For his part, Putin has remained silent on Luzhkov's tribulations, despite a busy week that included holding a national conference of United Russia, of which he is leader. Analysts agree, however, that the storm of TV allegations against Luzhkov could never have been broadcast without Putin's permission. So, what is he up to?

"Putin hasn't made up his mind what to do about Luzhkov," says Mr. Kolesnikov. "Luzhkov has a strong base of support in Moscow, and he's fighting to stay until his term ends in a year. Luzhkov is an enemy of Medvedev, and Putin is in the position of deciding whether it's more convenient to save him, or break him. But there's little doubt that Putin is the main force, the one who will decide."

Others argue that the careening "Luzhkov affair" is yet another example of Putin and Medvedev staging political theater in a well-orchestrated tandem, aimed at keeping their own circle – known as the "St. Petersburg clan" because its members hail from Russia's second-largest city – in power indefinitely.
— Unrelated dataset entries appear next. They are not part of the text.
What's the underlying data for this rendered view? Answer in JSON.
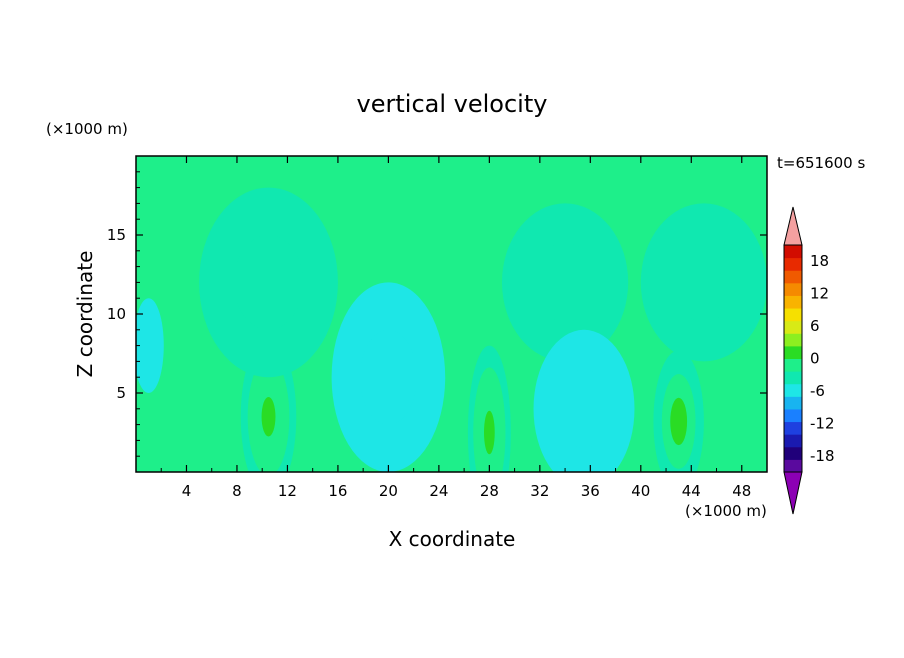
{
  "chart_data": {
    "type": "heatmap",
    "title": "vertical velocity",
    "xlabel": "X coordinate",
    "ylabel": "Z coordinate",
    "x_unit": "(×1000 m)",
    "y_unit": "(×1000 m)",
    "time_label": "t=651600 s",
    "xlim": [
      0,
      50
    ],
    "ylim": [
      0,
      20
    ],
    "x_ticks": [
      4,
      8,
      12,
      16,
      20,
      24,
      28,
      32,
      36,
      40,
      44,
      48
    ],
    "y_ticks": [
      5,
      10,
      15
    ],
    "colorbar": {
      "labels": [
        "18",
        "12",
        "6",
        "0",
        "-6",
        "-12",
        "-18"
      ],
      "label_values": [
        18,
        12,
        6,
        0,
        -6,
        -12,
        -18
      ],
      "range": [
        -21,
        21
      ],
      "step": 3,
      "colors": [
        "#5a0a9e",
        "#20007a",
        "#1a1ab0",
        "#1e40e0",
        "#1a80ff",
        "#18b4f0",
        "#1ee6e6",
        "#10e8b0",
        "#1eef8a",
        "#2adc24",
        "#8cef20",
        "#d8ea16",
        "#f6e000",
        "#f9b300",
        "#f58a00",
        "#f05a00",
        "#e82a00",
        "#d20c00"
      ],
      "under_color": "#8c00b4",
      "over_color": "#f4a0a0"
    },
    "background_color": "#1eef8a",
    "features": [
      {
        "x": 10.5,
        "z": 3.5,
        "rx": 2.2,
        "rz": 5.0,
        "value": 8
      },
      {
        "x": 28,
        "z": 2.5,
        "rx": 1.7,
        "rz": 5.5,
        "value": 8
      },
      {
        "x": 43,
        "z": 3.2,
        "rx": 2.0,
        "rz": 4.5,
        "value": 6
      },
      {
        "x": 10.5,
        "z": 12,
        "rx": 5.5,
        "rz": 6.0,
        "value": 1.5
      },
      {
        "x": 34,
        "z": 12,
        "rx": 5.0,
        "rz": 5.0,
        "value": 1.5
      },
      {
        "x": 45,
        "z": 12,
        "rx": 5.0,
        "rz": 5.0,
        "value": 1.5
      },
      {
        "x": 20,
        "z": 6,
        "rx": 4.5,
        "rz": 6.0,
        "value": -2
      },
      {
        "x": 35.5,
        "z": 4,
        "rx": 4.0,
        "rz": 5.0,
        "value": -2
      },
      {
        "x": 1,
        "z": 8,
        "rx": 1.2,
        "rz": 3.0,
        "value": -1.5
      }
    ]
  }
}
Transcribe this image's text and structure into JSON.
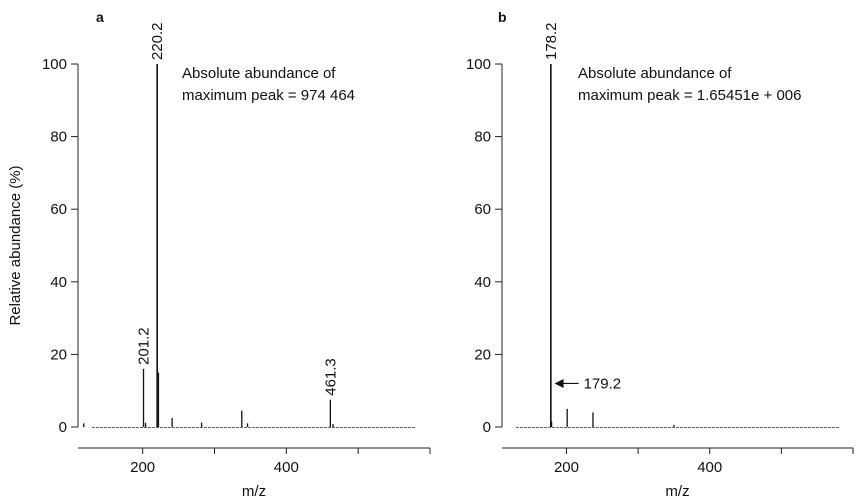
{
  "chart_data": [
    {
      "panel_label": "a",
      "type": "bar",
      "xlabel": "m/z",
      "ylabel": "Relative abundance (%)",
      "xlim": [
        110,
        600
      ],
      "ylim": [
        0,
        100
      ],
      "xticks": [
        200,
        400
      ],
      "yticks": [
        0,
        20,
        40,
        60,
        80,
        100
      ],
      "annotation": [
        "Absolute abundance of",
        "maximum peak = 974 464"
      ],
      "labeled_peaks": [
        {
          "label": "220.2",
          "x": 220.2,
          "y": 100
        },
        {
          "label": "201.2",
          "x": 201.2,
          "y": 16
        },
        {
          "label": "461.3",
          "x": 461.3,
          "y": 7.5
        }
      ],
      "peaks": [
        {
          "x": 118,
          "y": 1
        },
        {
          "x": 201.2,
          "y": 16
        },
        {
          "x": 204,
          "y": 1.2
        },
        {
          "x": 220.2,
          "y": 100
        },
        {
          "x": 222,
          "y": 15
        },
        {
          "x": 241,
          "y": 2.5
        },
        {
          "x": 282,
          "y": 1.2
        },
        {
          "x": 338,
          "y": 4.5
        },
        {
          "x": 346,
          "y": 1
        },
        {
          "x": 461.3,
          "y": 7.5
        },
        {
          "x": 465,
          "y": 0.8
        }
      ]
    },
    {
      "panel_label": "b",
      "type": "bar",
      "xlabel": "m/z",
      "ylabel": "",
      "xlim": [
        110,
        600
      ],
      "ylim": [
        0,
        100
      ],
      "xticks": [
        200,
        400
      ],
      "yticks": [
        0,
        20,
        40,
        60,
        80,
        100
      ],
      "annotation": [
        "Absolute abundance of",
        "maximum peak = 1.65451e + 006"
      ],
      "labeled_peaks": [
        {
          "label": "178.2",
          "x": 178.2,
          "y": 100
        }
      ],
      "arrow_label": {
        "label": "179.2",
        "x": 179.2,
        "y": 1.5
      },
      "peaks": [
        {
          "x": 178.2,
          "y": 100
        },
        {
          "x": 179.2,
          "y": 1.5
        },
        {
          "x": 201,
          "y": 5
        },
        {
          "x": 237,
          "y": 4
        },
        {
          "x": 350,
          "y": 0.6
        }
      ]
    }
  ]
}
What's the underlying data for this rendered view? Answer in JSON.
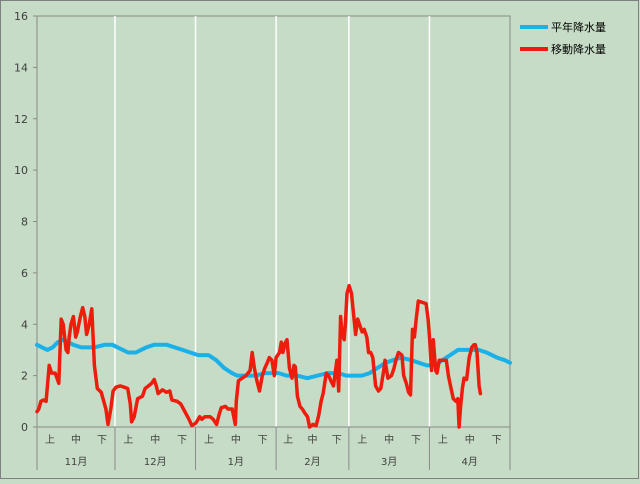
{
  "chart_data": {
    "type": "line",
    "title": "",
    "xlabel": "",
    "ylabel": "",
    "ylim": [
      0,
      16
    ],
    "yticks": [
      0,
      2,
      4,
      6,
      8,
      10,
      12,
      14,
      16
    ],
    "grid": "vertical lines at month boundaries",
    "legend_position": "top-right",
    "x_domain": [
      0,
      182
    ],
    "months": [
      {
        "label": "11月",
        "start": 0,
        "end": 30
      },
      {
        "label": "12月",
        "start": 30,
        "end": 61
      },
      {
        "label": "1月",
        "start": 61,
        "end": 92
      },
      {
        "label": "2月",
        "start": 92,
        "end": 120
      },
      {
        "label": "3月",
        "start": 120,
        "end": 151
      },
      {
        "label": "4月",
        "start": 151,
        "end": 182
      }
    ],
    "dekad_labels": [
      "上",
      "中",
      "下"
    ],
    "series": [
      {
        "name": "平年降水量",
        "color": "#1ab0e8",
        "points": [
          [
            0,
            3.2
          ],
          [
            2,
            3.1
          ],
          [
            4,
            3.0
          ],
          [
            6,
            3.1
          ],
          [
            8,
            3.3
          ],
          [
            10,
            3.4
          ],
          [
            12,
            3.3
          ],
          [
            14,
            3.2
          ],
          [
            17,
            3.1
          ],
          [
            22,
            3.1
          ],
          [
            26,
            3.2
          ],
          [
            29,
            3.2
          ],
          [
            31,
            3.1
          ],
          [
            33,
            3.0
          ],
          [
            35,
            2.9
          ],
          [
            38,
            2.9
          ],
          [
            40,
            3.0
          ],
          [
            42,
            3.1
          ],
          [
            45,
            3.2
          ],
          [
            50,
            3.2
          ],
          [
            53,
            3.1
          ],
          [
            56,
            3.0
          ],
          [
            59,
            2.9
          ],
          [
            62,
            2.8
          ],
          [
            66,
            2.8
          ],
          [
            69,
            2.6
          ],
          [
            72,
            2.3
          ],
          [
            75,
            2.1
          ],
          [
            77,
            2.0
          ],
          [
            84,
            2.0
          ],
          [
            88,
            2.1
          ],
          [
            93,
            2.1
          ],
          [
            96,
            2.0
          ],
          [
            100,
            2.0
          ],
          [
            104,
            1.9
          ],
          [
            108,
            2.0
          ],
          [
            112,
            2.1
          ],
          [
            116,
            2.1
          ],
          [
            119,
            2.0
          ],
          [
            125,
            2.0
          ],
          [
            128,
            2.1
          ],
          [
            131,
            2.3
          ],
          [
            134,
            2.5
          ],
          [
            137,
            2.6
          ],
          [
            140,
            2.7
          ],
          [
            144,
            2.6
          ],
          [
            147,
            2.5
          ],
          [
            150,
            2.4
          ],
          [
            153,
            2.4
          ],
          [
            156,
            2.6
          ],
          [
            159,
            2.8
          ],
          [
            162,
            3.0
          ],
          [
            165,
            3.0
          ],
          [
            170,
            3.0
          ],
          [
            173,
            2.9
          ],
          [
            175,
            2.8
          ],
          [
            177,
            2.7
          ],
          [
            180,
            2.6
          ],
          [
            182,
            2.5
          ]
        ]
      },
      {
        "name": "移動降水量",
        "color": "#ee1c0c",
        "points": [
          [
            0,
            0.6
          ],
          [
            0.7,
            0.7
          ],
          [
            1.5,
            1.0
          ],
          [
            2.5,
            1.05
          ],
          [
            3.5,
            1.0
          ],
          [
            4.7,
            2.4
          ],
          [
            5.6,
            2.1
          ],
          [
            7,
            2.1
          ],
          [
            8.4,
            1.7
          ],
          [
            9.3,
            4.2
          ],
          [
            10.1,
            4.0
          ],
          [
            11.2,
            3.0
          ],
          [
            11.9,
            2.9
          ],
          [
            12.4,
            3.5
          ],
          [
            13.1,
            4.0
          ],
          [
            14,
            4.3
          ],
          [
            14.9,
            3.5
          ],
          [
            15.5,
            3.7
          ],
          [
            16.7,
            4.3
          ],
          [
            17.6,
            4.65
          ],
          [
            18.4,
            4.3
          ],
          [
            19.1,
            3.6
          ],
          [
            20.1,
            4.0
          ],
          [
            21.1,
            4.6
          ],
          [
            22.1,
            2.4
          ],
          [
            23.2,
            1.5
          ],
          [
            24.7,
            1.35
          ],
          [
            26.5,
            0.7
          ],
          [
            27.3,
            0.1
          ],
          [
            28.4,
            0.7
          ],
          [
            29.3,
            1.4
          ],
          [
            30.4,
            1.55
          ],
          [
            32,
            1.6
          ],
          [
            33.5,
            1.55
          ],
          [
            34.9,
            1.5
          ],
          [
            35.9,
            0.9
          ],
          [
            36.4,
            0.2
          ],
          [
            37.4,
            0.4
          ],
          [
            38.7,
            1.1
          ],
          [
            40.6,
            1.2
          ],
          [
            41.6,
            1.5
          ],
          [
            42.9,
            1.6
          ],
          [
            44.1,
            1.7
          ],
          [
            45.1,
            1.85
          ],
          [
            45.9,
            1.6
          ],
          [
            46.6,
            1.3
          ],
          [
            48.3,
            1.45
          ],
          [
            49.8,
            1.35
          ],
          [
            51.1,
            1.4
          ],
          [
            51.9,
            1.05
          ],
          [
            53.9,
            1.0
          ],
          [
            55.3,
            0.9
          ],
          [
            56.9,
            0.6
          ],
          [
            58.5,
            0.3
          ],
          [
            59.6,
            0.05
          ],
          [
            61.1,
            0.15
          ],
          [
            62.6,
            0.4
          ],
          [
            63.4,
            0.3
          ],
          [
            64.6,
            0.4
          ],
          [
            66.6,
            0.4
          ],
          [
            67.8,
            0.3
          ],
          [
            69.1,
            0.1
          ],
          [
            70.1,
            0.5
          ],
          [
            70.9,
            0.75
          ],
          [
            72.5,
            0.8
          ],
          [
            73.5,
            0.7
          ],
          [
            75.1,
            0.7
          ],
          [
            76.3,
            0.1
          ],
          [
            76.7,
            1.0
          ],
          [
            77.5,
            1.8
          ],
          [
            78.9,
            1.9
          ],
          [
            80.4,
            2.0
          ],
          [
            82,
            2.2
          ],
          [
            82.8,
            2.9
          ],
          [
            83.6,
            2.3
          ],
          [
            84.6,
            1.8
          ],
          [
            85.6,
            1.4
          ],
          [
            86.7,
            2.0
          ],
          [
            87.7,
            2.3
          ],
          [
            88.6,
            2.5
          ],
          [
            89.4,
            2.7
          ],
          [
            90.4,
            2.6
          ],
          [
            91.3,
            2.0
          ],
          [
            92,
            2.7
          ],
          [
            93.3,
            2.9
          ],
          [
            94,
            3.3
          ],
          [
            94.6,
            2.9
          ],
          [
            95.4,
            3.25
          ],
          [
            96.2,
            3.4
          ],
          [
            97.1,
            2.3
          ],
          [
            98.1,
            1.9
          ],
          [
            98.9,
            2.4
          ],
          [
            99.4,
            2.35
          ],
          [
            100.2,
            1.2
          ],
          [
            101.2,
            0.8
          ],
          [
            102.1,
            0.7
          ],
          [
            103,
            0.55
          ],
          [
            104.1,
            0.4
          ],
          [
            104.9,
            0.0
          ],
          [
            106.2,
            0.1
          ],
          [
            107.4,
            0.05
          ],
          [
            108.4,
            0.45
          ],
          [
            109.3,
            1.0
          ],
          [
            110.1,
            1.3
          ],
          [
            111.3,
            2.1
          ],
          [
            112.2,
            2.0
          ],
          [
            113.1,
            1.8
          ],
          [
            114.1,
            1.6
          ],
          [
            115.4,
            2.6
          ],
          [
            116.1,
            1.4
          ],
          [
            116.8,
            4.3
          ],
          [
            117.4,
            3.6
          ],
          [
            118.2,
            3.4
          ],
          [
            118.7,
            4.1
          ],
          [
            119.3,
            5.2
          ],
          [
            120.1,
            5.5
          ],
          [
            121,
            5.2
          ],
          [
            121.9,
            4.3
          ],
          [
            122.6,
            3.6
          ],
          [
            123.4,
            4.2
          ],
          [
            124.1,
            4.0
          ],
          [
            125.1,
            3.7
          ],
          [
            125.9,
            3.8
          ],
          [
            126.9,
            3.5
          ],
          [
            127.6,
            2.9
          ],
          [
            128.4,
            2.9
          ],
          [
            129.2,
            2.7
          ],
          [
            130.3,
            1.6
          ],
          [
            131.4,
            1.4
          ],
          [
            132.3,
            1.5
          ],
          [
            133.4,
            2.2
          ],
          [
            133.9,
            2.6
          ],
          [
            135,
            1.9
          ],
          [
            136.4,
            2.0
          ],
          [
            137.4,
            2.3
          ],
          [
            138.1,
            2.6
          ],
          [
            139.1,
            2.9
          ],
          [
            140.4,
            2.8
          ],
          [
            141.1,
            2.0
          ],
          [
            142.1,
            1.7
          ],
          [
            143,
            1.35
          ],
          [
            143.7,
            1.25
          ],
          [
            144.5,
            3.8
          ],
          [
            145.2,
            3.5
          ],
          [
            145.9,
            4.2
          ],
          [
            146.7,
            4.9
          ],
          [
            148.3,
            4.85
          ],
          [
            149.7,
            4.8
          ],
          [
            150.5,
            4.2
          ],
          [
            151.1,
            3.4
          ],
          [
            151.8,
            2.2
          ],
          [
            152.5,
            3.4
          ],
          [
            153.4,
            2.2
          ],
          [
            153.9,
            2.1
          ],
          [
            154.8,
            2.6
          ],
          [
            156.4,
            2.6
          ],
          [
            157.5,
            2.6
          ],
          [
            158.3,
            2.0
          ],
          [
            159.1,
            1.6
          ],
          [
            160.2,
            1.1
          ],
          [
            161.2,
            1.0
          ],
          [
            161.9,
            1.1
          ],
          [
            162.4,
            0.0
          ],
          [
            163,
            0.8
          ],
          [
            163.7,
            1.5
          ],
          [
            164.3,
            1.9
          ],
          [
            165.3,
            1.85
          ],
          [
            166.3,
            2.7
          ],
          [
            167.3,
            3.1
          ],
          [
            168.1,
            3.2
          ],
          [
            168.7,
            3.2
          ],
          [
            169.3,
            2.9
          ],
          [
            170.1,
            1.6
          ],
          [
            170.6,
            1.3
          ]
        ]
      }
    ]
  }
}
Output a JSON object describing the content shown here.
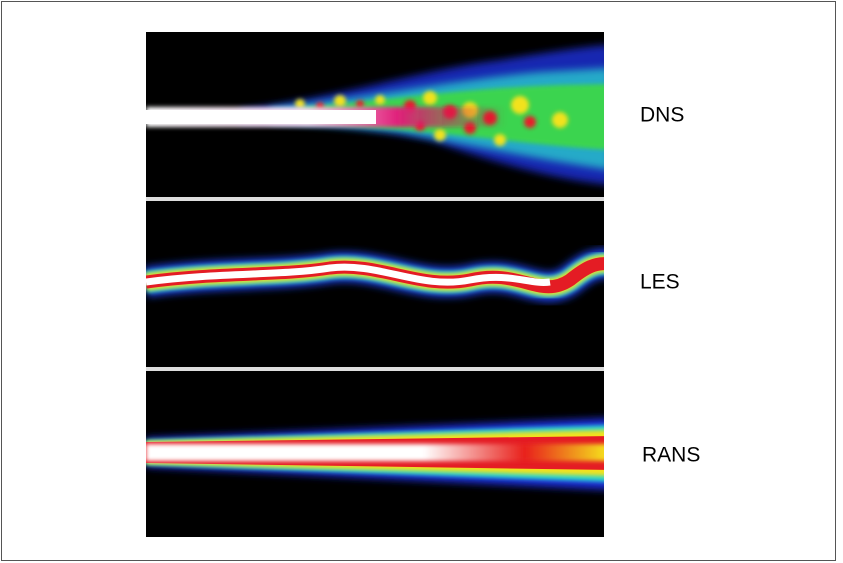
{
  "panels": [
    {
      "label": "DNS"
    },
    {
      "label": "LES"
    },
    {
      "label": "RANS"
    }
  ]
}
"The Petersburg clan has laid its paws on all Russia, and is dividing the country up among themselves. Moscow is a big remaining tidbit, and they're working on how to get it," says Viktor Ilyukhin, deputy chair of the state Duma's security committee. "I don't see any difference between our top leaders; they are acting as one team. It's a tragedy, because the government headed by Putin is one of the worst Russia has ever had."